Friday 27 June 2008

Name dropping

The bed has not proven to be quite the haven from the harsh world I had thought it would be despite the Hollywood pile of pillows into which I nestle with my laptop at night.

The truth is, it's incredibly uncomfortable. In fact it's so bloomng hard it's like sleeping on a steel mattress. Not so much of a boudoir as a East German Holding Cell.

All I need is a bucket in the corner.

In other news work has been massively exciting. Yesterday I had to find an optician so that Mr T could mend his night vision goggles, and then I had to change a fuse in the kettle. The world of publishing does indeed require a smorgasbord of technical skills. Unfortunately, the fuse did not solve the huge problem of the non-functioning kettle which had caused something of a coffee famine in the office and so I had to buy a new one. I did so from a mail-order catalogue and LO, it seems it's the most exciting thing I've done since I got here, and certainly the most commented on (though last night's date also got its fair share of interest).

'Marion, it's like something from Star Wars, 'said Editorial and indeed one of the very important high echelons on the company masthead was seen holding it upside down trying to figure out how to work the darn thing. It has a filter which seems to be causing the confusion.

Nevertheless chaps, it is just a kettle. You put water in it and it boils.

When not being a domestic engineer, I had a meeting at the Electric Bar with one of our authors who is writing a wonderfully witty book on the etiquette of international dining. Naturally, being the registered in-house foodie who once asked a very bored Franch waiter what the large scallop shaped instrument at the side of my place setting was for only to be told 'Modom, zat ees zee sauce spoon' (I didn't know there was alternative to just licking the damn plate) this is going to be an essential guide to the meals I no longer eat in the life I don't lead, and therefore will slot in nicely with the clothes I have for the formal parties that I don't go to, the lingerie for the sex life I don't have in the boudoir with the mattress that is the only damn hard thing in the bedroom.

I saw Henry Harris fresh from the kitchen of his restaurant Racine (well okay, not that fresh, he's been with the Electric group for a year) and did the whole luvvie, mwa, mwa, darling, as he searched for my name and managed to pull it out from the file marked unimportant people from the past just in time to offer it to his companion. I once reviewed his restaurant and he sent me the sweetest letter thanking me that still hangs on my study wall, perplexingly, quite unadorned by others of a similar nature. I wonder why? I expect it would have helped if I had been slightly less critical.

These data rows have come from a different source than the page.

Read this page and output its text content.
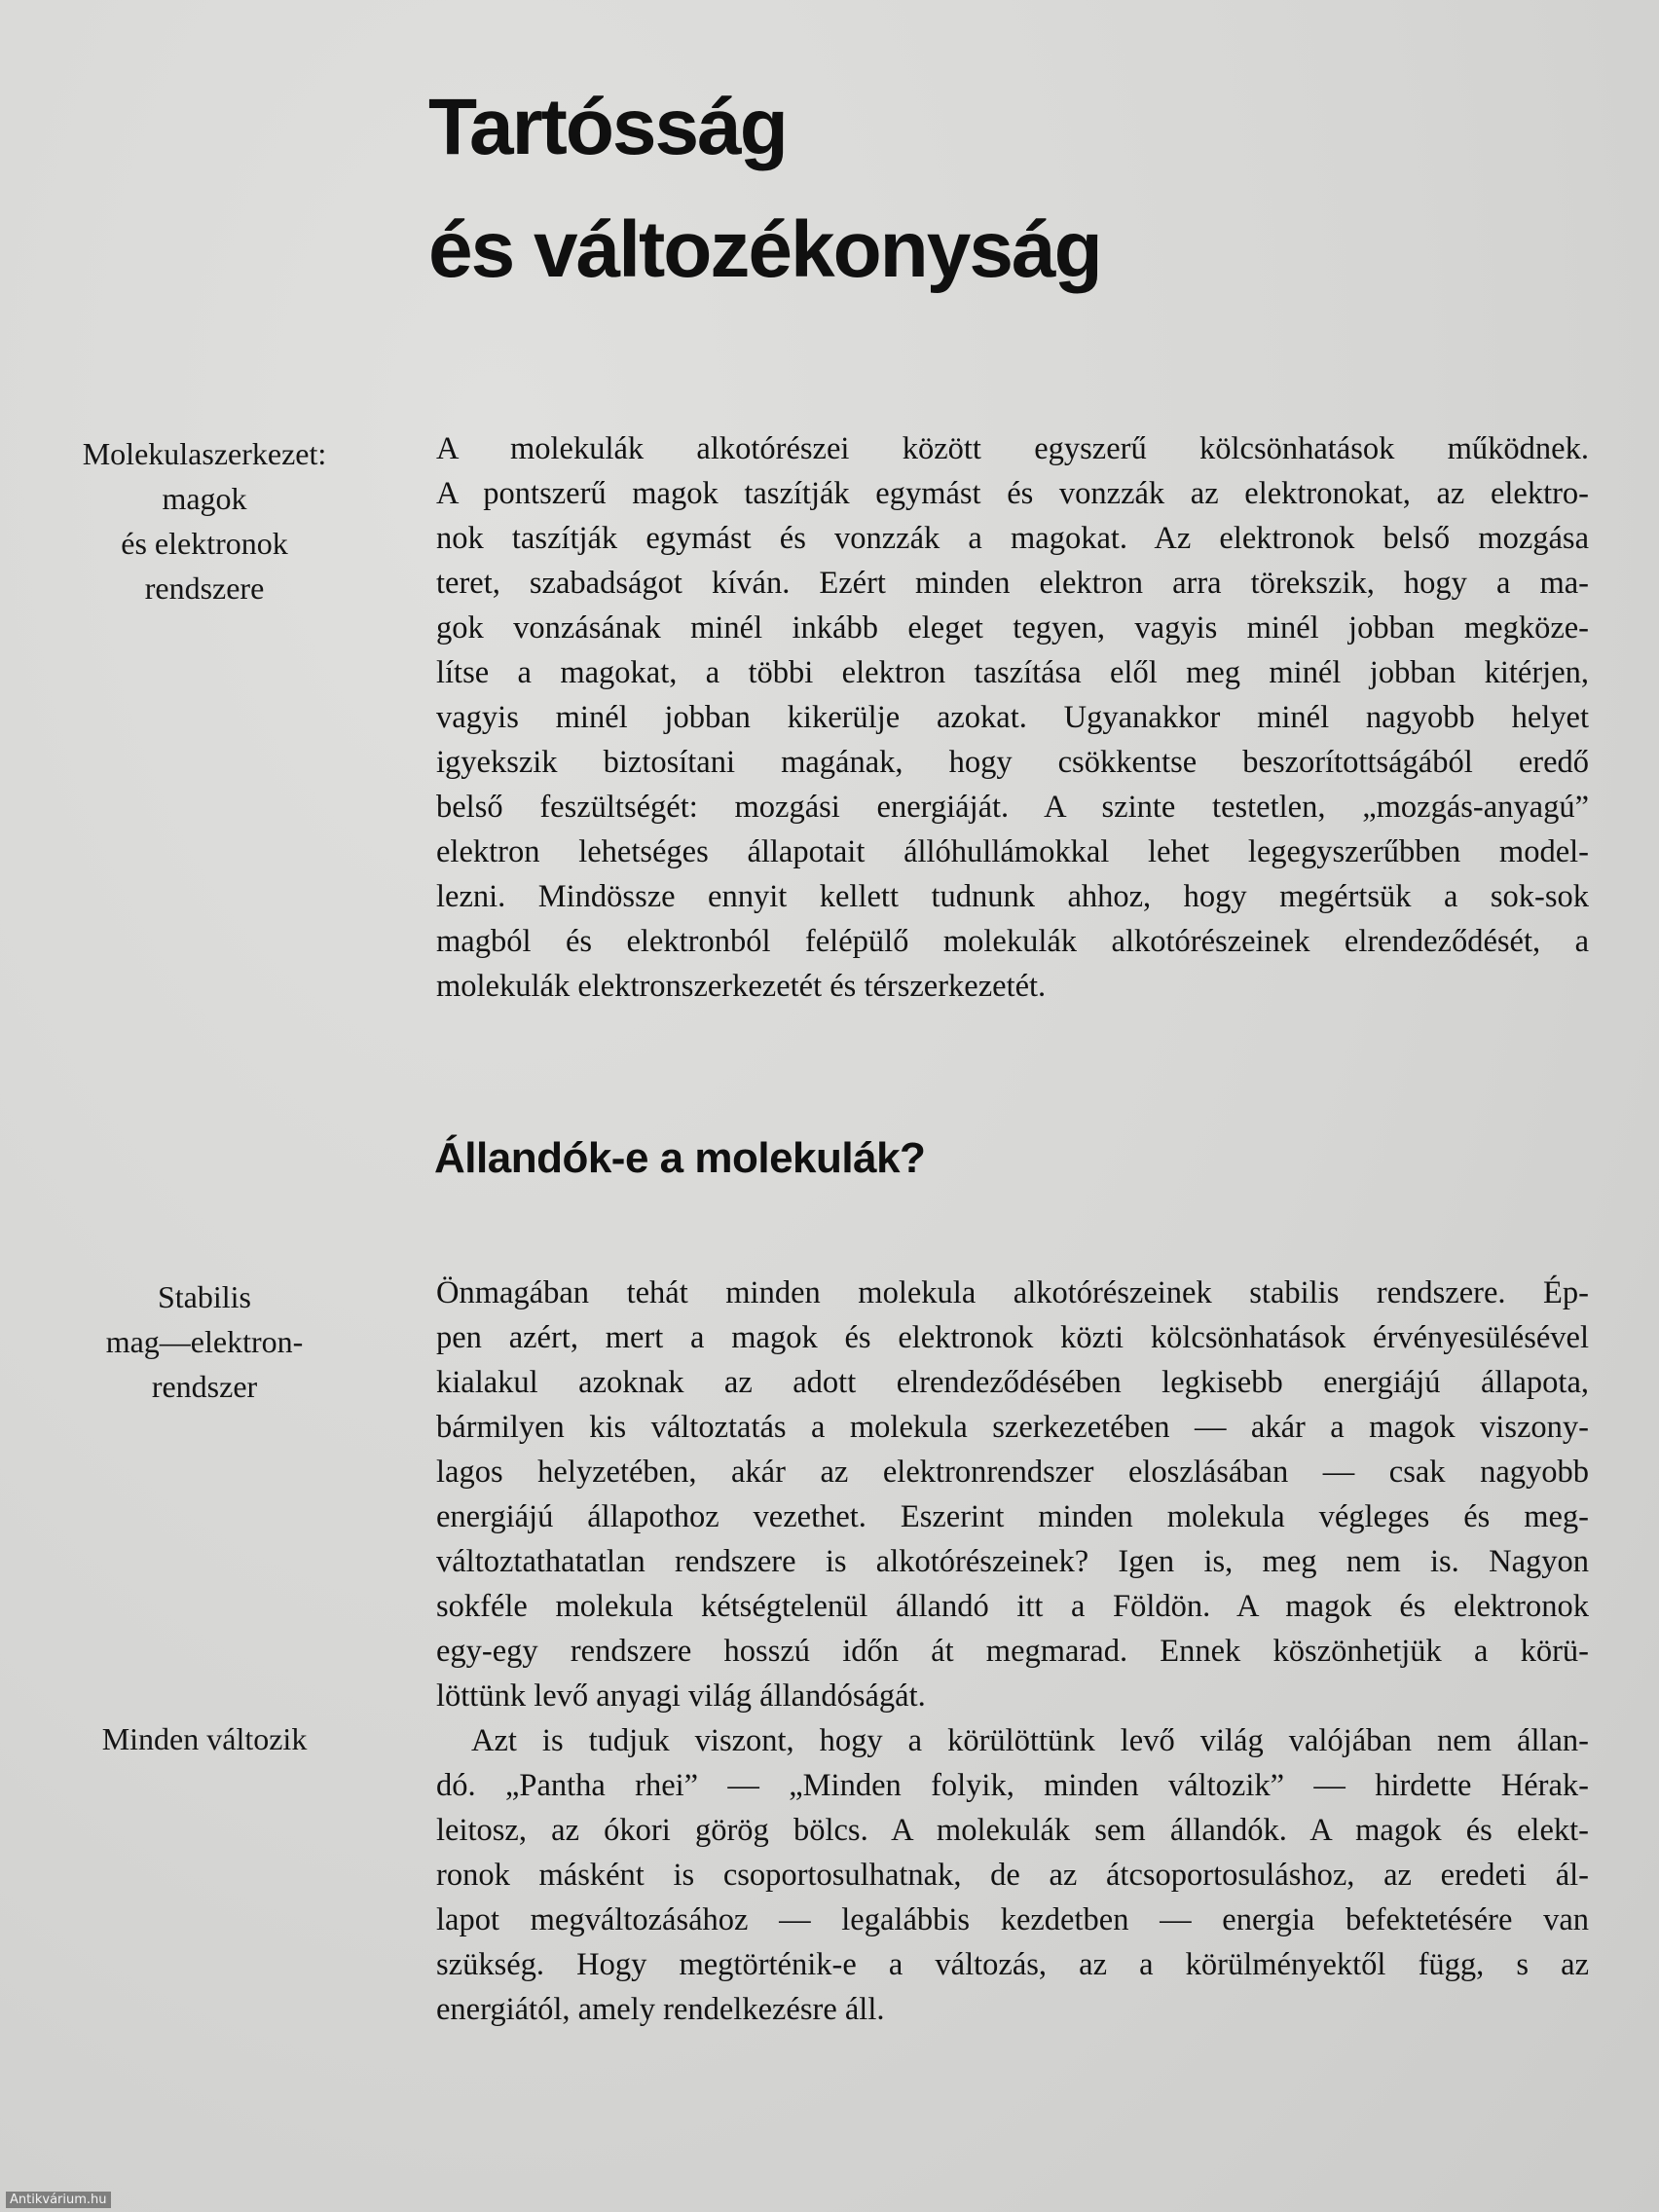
Tartósság
és változékonyság
Molekulaszerkezet:
magok
és elektronok
rendszere
A molekulák alkotórészei között egyszerű kölcsönhatások működnek.
A pontszerű magok taszítják egymást és vonzzák az elektronokat, az elektro-
nok taszítják egymást és vonzzák a magokat. Az elektronok belső mozgása
teret, szabadságot kíván. Ezért minden elektron arra törekszik, hogy a ma-
gok vonzásának minél inkább eleget tegyen, vagyis minél jobban megköze-
lítse a magokat, a többi elektron taszítása elől meg minél jobban kitérjen,
vagyis minél jobban kikerülje azokat. Ugyanakkor minél nagyobb helyet
igyekszik biztosítani magának, hogy csökkentse beszorítottságából eredő
belső feszültségét: mozgási energiáját. A szinte testetlen, „mozgás-anyagú”
elektron lehetséges állapotait állóhullámokkal lehet legegyszerűbben model-
lezni. Mindössze ennyit kellett tudnunk ahhoz, hogy megértsük a sok-sok
magból és elektronból felépülő molekulák alkotórészeinek elrendeződését, a
molekulák elektronszerkezetét és térszerkezetét.
Állandók-e a molekulák?
Stabilis
mag—elektron-
rendszer
Önmagában tehát minden molekula alkotórészeinek stabilis rendszere. Ép-
pen azért, mert a magok és elektronok közti kölcsönhatások érvényesülésével
kialakul azoknak az adott elrendeződésében legkisebb energiájú állapota,
bármilyen kis változtatás a molekula szerkezetében — akár a magok viszony-
lagos helyzetében, akár az elektronrendszer eloszlásában — csak nagyobb
energiájú állapothoz vezethet. Eszerint minden molekula végleges és meg-
változtathatatlan rendszere is alkotórészeinek? Igen is, meg nem is. Nagyon
sokféle molekula kétségtelenül állandó itt a Földön. A magok és elektronok
egy-egy rendszere hosszú időn át megmarad. Ennek köszönhetjük a körü-
löttünk levő anyagi világ állandóságát.
Minden változik	Azt is tudjuk viszont, hogy a körülöttünk levő világ valójában nem állan-
dó. „Pantha rhei” — „Minden folyik, minden változik” — hirdette Hérak-
leitosz, az ókori görög bölcs. A molekulák sem állandók. A magok és elekt-
ronok másként is csoportosulhatnak, de az átcsoportosuláshoz, az eredeti ál-
lapot megváltozásához — legalábbis kezdetben — energia befektetésére van
szükség. Hogy megtörténik-e a változás, az a körülményektől függ, s az
energiától, amely rendelkezésre áll.
Antikvárium.hu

Moving swiftly on - the date.

Forget it. I'm saying nothing.

Afterwards I came home on the tube remarkably easily. Nobody mugged me. The trains arrived promptly. The car was where I had left it, unscathed and I was in just in time - oh joy - to catch the end of Big Brother.

I can't imagine how I would have coped with having missed it. (This is me being ironic and is what happens when you dare to go out - they annex the remote control)

I heard something emanating from the screen about 'Tim Teeman' and said to my daughter, oh I know him. He's on the Times - I've had dinner with him a couple of times.' I can't understand why he's on Big Brother - well I suppose Mark Lawson's got everything else sewn up.

I got about 1/2 a cool point for knowing someone on the television from No 2 Son son, and about minus 10 points for being so deeply uncool that just my knowing anyone took the 'essential viewing' shine off the program for No 2 Daughter, and she stomped off upstairs.

Result.

An ad featuring Marco Pierre White came on next.

'I know him too,' I shouted to her retreating back.

She was even less impressed.

Actually I don't think he would remember me unless I came accessorised with Alan Crompton Batt who has very sadly gone to the great High Table in the sky, so I don't think there is much chance of me mwa-mwaing him and I never gave him a great review either. Mind you I didn't give him any bad ones. Didn't dare to. Much too scared. The man used to go hunting. With a rifle. And Guy Ritchie.

Any one of those things is terrifying.